Discrete yet overlapping frontal-striatal circuits mediate broadly dissociable cognitive and behavioural processes. Using a recently developed multi-echo resting-state functional MRI (magnetic resonance imaging) sequence with greatly enhanced signal compared to noise ratios, we map frontal cortical functional projections to the striatum and striatal projections through the direct and indirect basal ganglia circuit.
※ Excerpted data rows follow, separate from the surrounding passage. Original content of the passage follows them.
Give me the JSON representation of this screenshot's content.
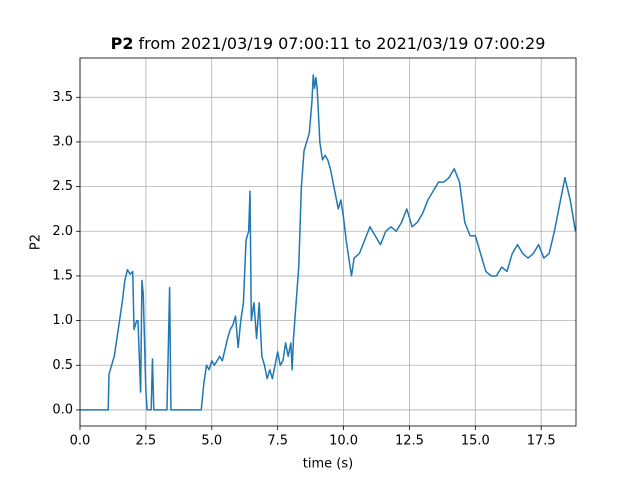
{
  "chart_data": {
    "type": "line",
    "title_bold": "P2",
    "title": "from 2021/03/19 07:00:11 to 2021/03/19 07:00:29",
    "xlabel": "time (s)",
    "ylabel": "P2",
    "xlim": [
      0,
      18.82
    ],
    "ylim": [
      -0.18,
      3.94
    ],
    "xticks": [
      {
        "value": 0,
        "label": "0.0"
      },
      2.5,
      {
        "value": 5,
        "label": "5.0"
      },
      7.5,
      {
        "value": 10,
        "label": "10.0"
      },
      12.5,
      {
        "value": 15,
        "label": "15.0"
      },
      17.5
    ],
    "yticks": [
      {
        "value": 0,
        "label": "0.0"
      },
      0.5,
      {
        "value": 1,
        "label": "1.0"
      },
      1.5,
      {
        "value": 2,
        "label": "2.0"
      },
      2.5,
      {
        "value": 3,
        "label": "3.0"
      },
      3.5
    ],
    "grid": true,
    "x": [
      0,
      1.07,
      1.1,
      1.3,
      1.4,
      1.5,
      1.6,
      1.7,
      1.8,
      1.9,
      2.0,
      2.05,
      2.15,
      2.2,
      2.3,
      2.35,
      2.4,
      2.5,
      2.55,
      2.7,
      2.75,
      2.8,
      3.3,
      3.4,
      3.45,
      4.6,
      4.7,
      4.8,
      4.9,
      5.0,
      5.1,
      5.3,
      5.4,
      5.6,
      5.7,
      5.8,
      5.9,
      6.0,
      6.1,
      6.2,
      6.3,
      6.4,
      6.45,
      6.5,
      6.6,
      6.7,
      6.8,
      6.9,
      7.0,
      7.1,
      7.2,
      7.3,
      7.4,
      7.5,
      7.6,
      7.7,
      7.8,
      7.9,
      8.0,
      8.05,
      8.1,
      8.2,
      8.3,
      8.4,
      8.5,
      8.6,
      8.7,
      8.8,
      8.85,
      8.9,
      8.95,
      9.0,
      9.1,
      9.2,
      9.3,
      9.4,
      9.5,
      9.6,
      9.7,
      9.8,
      9.9,
      10.0,
      10.1,
      10.2,
      10.3,
      10.4,
      10.6,
      10.8,
      11.0,
      11.2,
      11.4,
      11.6,
      11.8,
      12.0,
      12.2,
      12.4,
      12.6,
      12.8,
      13.0,
      13.2,
      13.4,
      13.6,
      13.8,
      14.0,
      14.2,
      14.4,
      14.6,
      14.8,
      15.0,
      15.2,
      15.4,
      15.6,
      15.8,
      16.0,
      16.2,
      16.4,
      16.6,
      16.8,
      17.0,
      17.2,
      17.4,
      17.6,
      17.8,
      18.0,
      18.2,
      18.4,
      18.6,
      18.8
    ],
    "series": [
      {
        "name": "P2",
        "color": "#1f77b4",
        "values": [
          0,
          0,
          0.4,
          0.6,
          0.8,
          1.0,
          1.2,
          1.45,
          1.57,
          1.52,
          1.55,
          0.9,
          1.0,
          1.0,
          0.2,
          1.45,
          1.3,
          0.2,
          0,
          0,
          0.57,
          0,
          0,
          1.37,
          0,
          0,
          0.3,
          0.5,
          0.45,
          0.55,
          0.5,
          0.6,
          0.55,
          0.8,
          0.9,
          0.95,
          1.05,
          0.7,
          1.0,
          1.2,
          1.9,
          2.0,
          2.45,
          1.0,
          1.2,
          0.8,
          1.2,
          0.6,
          0.5,
          0.35,
          0.45,
          0.35,
          0.5,
          0.65,
          0.5,
          0.55,
          0.75,
          0.6,
          0.75,
          0.45,
          0.8,
          1.2,
          1.6,
          2.5,
          2.9,
          3.0,
          3.1,
          3.45,
          3.75,
          3.6,
          3.72,
          3.6,
          3.0,
          2.8,
          2.85,
          2.8,
          2.7,
          2.55,
          2.4,
          2.25,
          2.35,
          2.15,
          1.9,
          1.7,
          1.5,
          1.7,
          1.75,
          1.9,
          2.05,
          1.95,
          1.85,
          2.0,
          2.05,
          2.0,
          2.1,
          2.25,
          2.05,
          2.1,
          2.2,
          2.35,
          2.45,
          2.55,
          2.55,
          2.6,
          2.7,
          2.55,
          2.1,
          1.95,
          1.95,
          1.75,
          1.55,
          1.5,
          1.5,
          1.6,
          1.55,
          1.75,
          1.85,
          1.75,
          1.7,
          1.75,
          1.85,
          1.7,
          1.75,
          2.0,
          2.3,
          2.6,
          2.35,
          2.0
        ]
      }
    ]
  }
}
We demonstrate distinct limbic (ventromedial prefrontal regions, ventral striatum - VS, ventral tegmental area - VTA), motor (supplementary motor areas - SMAs, putamen, substantia nigra) and cognitive (lateral prefrontal and caudate) functional connectivity. We confirm the functional nature of the cortico-striatal connections, demonstrating correlates of well-established goal-directed behaviour (involving medial orbitofrontal cortex - mOFC and VS), probabilistic reversal learning (lateral orbitofrontal cortex - lOFC and VS) and attentional shifting (dorsolateral prefrontal cortex - dlPFC and VS) while assessing habitual model-free (SMA and putamen) behaviours on an exploratory basis. We further use neurite orientation dispersion and density imaging (NODDI) to show that more goal-directed model-based learning (MBc) is also associated with higher mOFC neurite density and habitual model-free learning (MFc) implicates neurite complexity in the putamen. This data highlights similarities between a computational account of MFc and conventional measures of habit learning. We highlight the intrinsic functional and structural architecture of parallel systems of behavioural control.
离散但相互重叠的额叶-纹状体回路介导了广泛可分离的认知和行为过程。我们使用一种最近开发的多回波静息态功能磁共振成像(MRI)序列,其信噪比相比传统序列有极大提升,以此绘制额叶皮质到纹状体的功能投射以及通过直接和间接基底神经节回路的纹状体投射。我们展示了不同的边缘系统(腹内侧前额叶区域、腹侧纹状体 - VS、腹侧被盖区 - VTA)、运动(辅助运动区 - SMAs、壳核、黑质)和认知(外侧前额叶和尾状核)功能连接。我们证实了皮质-纹状体连接的功能性质,在探索性评估习惯性无模型行为(SMA和壳核)时,展示了既定目标导向行为(涉及内侧眶额皮质 - mOFC和VS)、概率性反转学习(外侧眶额皮质 - lOFC和VS)和注意力转移(背外侧前额叶皮质 - dlPFC和VS)的相关因素。我们进一步使用神经突方向离散度和密度成像(NODDI)来表明,更多基于目标导向的模型学习(MBc)也与更高的mOFC神经突密度相关,而习惯性无模型学习(MFc)与壳核中的神经突复杂性有关。这些数据突出了MFc的计算模型与传统习惯学习测量方法之间的相似性。我们强调了行为控制平行系统的内在功能和结构架构。